Apropos Wahl: Ich hatte als Kind nicht die Wahl zwischen Cola und Wasser, Pizza und Eintopf, Gummibärchen und Obst, Nuss-Nugat-Creme und Marmelade, Milchschnitten und Butterbrot, Schokoriegel und Topfkuchen. Es gab in der Regel auch „nur“ drei Mahlzeiten, und die wurden portioniert. Junge Leute mögen dazu sagen: „Die hat es aber nicht leicht gehabt in ihrer Kindheit.“ Stimmt irgendwie, aber dafür kann ich heute LEICHT-gewichtig zur Wahl-Urne gehen. Weniger LEICHT fällt mir das positive Denken. Jetzt stupst mich etwas an und sagt:
„Hast du vergessen, Liebling, grübeln war gestern.“

Pressefrei baumelt die Seele

Ich merke, dass mir das Schreiben Lebensfreude schenkt. Es lenkt mich vom ständigen Grübeln ab, wie nichts anderes. Ab und zu schafft das ein Buch. Aber wenn ich mal ein Buch finde, das mich fesselt, dann schmilzt es in meinen Händen dahin, wie Butter in der Sonne. In diesem Jahr habe ich die 52 abgelegten Frau im Spiegel-Ausgaben meiner Mutter nicht wie sonst zum Lesen mitgenommen, und es spricht alles dafür, dass ich sie zu Hause ungelesen einfach in die blaue Tonne drücken werde.

In den Jahren zuvor hatte ich den Urlaub immer dazu genutzt, neugierig sämtliche Informationen aus diesen Zeitschriften regelrecht aufzusaugen und war dadurch gedanklich in einer ganz anderen Welt und weniger bei mir selbst verhaftet. Was man da zwischen den Zeilen sehen und lesen kann ist hübsch hässlich und irre komisch, meist mehr irre als komisch.  Damit ist jetzt Schluss! Der Urlaub gehört ganz dem Seelenbaumeln und seit Neuestem auch dem Schreiben.

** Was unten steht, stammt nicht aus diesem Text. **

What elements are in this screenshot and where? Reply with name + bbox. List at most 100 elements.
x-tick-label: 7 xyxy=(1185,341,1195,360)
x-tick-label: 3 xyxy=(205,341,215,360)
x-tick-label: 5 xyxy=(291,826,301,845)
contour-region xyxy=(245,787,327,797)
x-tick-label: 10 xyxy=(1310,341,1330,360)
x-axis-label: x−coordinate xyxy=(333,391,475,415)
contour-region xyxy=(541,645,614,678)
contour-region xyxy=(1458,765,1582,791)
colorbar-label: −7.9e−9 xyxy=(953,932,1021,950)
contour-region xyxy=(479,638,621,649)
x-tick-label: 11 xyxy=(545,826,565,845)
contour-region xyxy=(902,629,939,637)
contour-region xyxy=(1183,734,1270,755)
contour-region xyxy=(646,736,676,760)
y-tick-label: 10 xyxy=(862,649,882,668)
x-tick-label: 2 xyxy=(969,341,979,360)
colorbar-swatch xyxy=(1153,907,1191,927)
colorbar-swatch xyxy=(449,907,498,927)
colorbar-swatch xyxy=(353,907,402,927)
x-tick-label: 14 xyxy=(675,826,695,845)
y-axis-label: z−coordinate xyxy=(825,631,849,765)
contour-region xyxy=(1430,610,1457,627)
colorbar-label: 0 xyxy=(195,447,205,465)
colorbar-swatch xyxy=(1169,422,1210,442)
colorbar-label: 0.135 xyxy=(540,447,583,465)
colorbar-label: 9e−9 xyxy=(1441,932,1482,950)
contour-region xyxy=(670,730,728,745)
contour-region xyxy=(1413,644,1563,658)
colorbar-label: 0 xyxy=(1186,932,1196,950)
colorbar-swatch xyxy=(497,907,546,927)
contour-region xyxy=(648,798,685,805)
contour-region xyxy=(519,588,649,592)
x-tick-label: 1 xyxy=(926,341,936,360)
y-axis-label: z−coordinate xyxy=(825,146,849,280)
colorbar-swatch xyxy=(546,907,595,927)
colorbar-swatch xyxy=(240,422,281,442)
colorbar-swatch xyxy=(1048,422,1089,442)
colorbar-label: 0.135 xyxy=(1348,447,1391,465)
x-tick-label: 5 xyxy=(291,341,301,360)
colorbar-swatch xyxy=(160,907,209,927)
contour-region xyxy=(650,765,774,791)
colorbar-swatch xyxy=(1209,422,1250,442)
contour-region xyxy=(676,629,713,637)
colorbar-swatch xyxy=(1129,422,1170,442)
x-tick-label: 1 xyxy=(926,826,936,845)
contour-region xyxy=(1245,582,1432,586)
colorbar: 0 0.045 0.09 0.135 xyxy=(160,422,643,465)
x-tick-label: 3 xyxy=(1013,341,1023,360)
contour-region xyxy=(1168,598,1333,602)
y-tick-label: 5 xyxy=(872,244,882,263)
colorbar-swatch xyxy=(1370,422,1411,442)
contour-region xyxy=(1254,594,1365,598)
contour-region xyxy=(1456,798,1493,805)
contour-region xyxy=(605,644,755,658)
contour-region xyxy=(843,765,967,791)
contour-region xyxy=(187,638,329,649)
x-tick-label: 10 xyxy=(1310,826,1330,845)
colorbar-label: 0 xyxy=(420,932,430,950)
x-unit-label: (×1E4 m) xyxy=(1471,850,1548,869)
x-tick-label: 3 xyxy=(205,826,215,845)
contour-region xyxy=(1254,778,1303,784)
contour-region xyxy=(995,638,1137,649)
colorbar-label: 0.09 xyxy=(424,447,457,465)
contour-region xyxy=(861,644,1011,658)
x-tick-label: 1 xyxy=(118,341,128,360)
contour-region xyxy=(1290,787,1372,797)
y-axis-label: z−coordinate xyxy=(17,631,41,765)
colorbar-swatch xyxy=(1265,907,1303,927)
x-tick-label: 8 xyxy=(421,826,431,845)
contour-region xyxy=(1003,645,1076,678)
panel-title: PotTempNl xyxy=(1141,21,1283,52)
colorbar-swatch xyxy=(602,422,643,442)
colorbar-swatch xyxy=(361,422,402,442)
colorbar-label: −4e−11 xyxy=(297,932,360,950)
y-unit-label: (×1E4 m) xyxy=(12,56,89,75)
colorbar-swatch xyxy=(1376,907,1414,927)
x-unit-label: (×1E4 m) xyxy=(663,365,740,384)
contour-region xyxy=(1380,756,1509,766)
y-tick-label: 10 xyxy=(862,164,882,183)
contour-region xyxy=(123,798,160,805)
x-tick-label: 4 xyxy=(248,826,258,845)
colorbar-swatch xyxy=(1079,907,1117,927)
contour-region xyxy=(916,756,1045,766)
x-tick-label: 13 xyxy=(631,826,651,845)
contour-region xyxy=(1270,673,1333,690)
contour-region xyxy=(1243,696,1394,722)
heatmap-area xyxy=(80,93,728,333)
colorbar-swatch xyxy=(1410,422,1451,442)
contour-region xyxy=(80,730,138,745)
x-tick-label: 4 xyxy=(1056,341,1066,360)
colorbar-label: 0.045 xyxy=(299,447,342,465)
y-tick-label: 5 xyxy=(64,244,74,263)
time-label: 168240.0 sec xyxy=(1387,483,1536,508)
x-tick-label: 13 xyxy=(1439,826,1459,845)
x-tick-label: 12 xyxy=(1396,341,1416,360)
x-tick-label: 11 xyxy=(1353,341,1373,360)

Heute ist es immer noch stürmisch. Das Meer ist übersät mit weiß gesäumten Wellen. Alles Grün im Vordergrund bewegt sich hin und her. Die Blätter glänzen im Sonnenschein. Eine einzelne weiße Möwe segelt am hellblauen Himmel. Über dem gegenüberliegenden Ufer unserer Bucht ist ein weißer Wolkenkranz. Sein Weiß ist am oberen Rand wie mit einem breiten Pinsel verwischt. Links sehe ich den kleinen Jachthafen, der gut geschützt in einer der vielen Einbuchtungen liegt. Dann kommen Hügel, einer mit sandfarbener steiler Abbruchkante; sie sind dunkelgrün bewaldet oder mit hell grünen Wiesen bedeckt. Hinter dem Haus vom steilen Hügel herunter zwitschern plötzlich Vögel. Es kommt mir so vor, als wollten sie sagen: „Es ist zwar stürmisch, aber wir singen dir trotzdem etwas vor, weil du es so liebst.“ Direkt vor mir liegt der steinige Strand. Abends spät gehen wir noch einmal die wenigen Schritte zum Wasser, von dem eine frische Brise herüberweht. Das Atmen fühlt sich an, als wenn gerade kühles Wasser einen schrecklichen Durst stillt.

Es wird kaum dunkel um diese Jahreszeit. Als wir zum Haus zurückgehen, entzünde ich in Gedanken ein Feuer am Strand, und zwar an einem Stapel Zeitschriften. Bevor er in Flammen aufgeht, kann ich gerade noch einen Star und seine riesige Hollywood-Villa sehen. Da überkommt mich ein wunderbares Gefühl. Ein Gefühl der Ruhe und Zufriedenheit hier in der Natur vor unserem Häuschen. Und dann hoppelt ein Hase vorbei und ich spüre, meine Seele ist angekommen.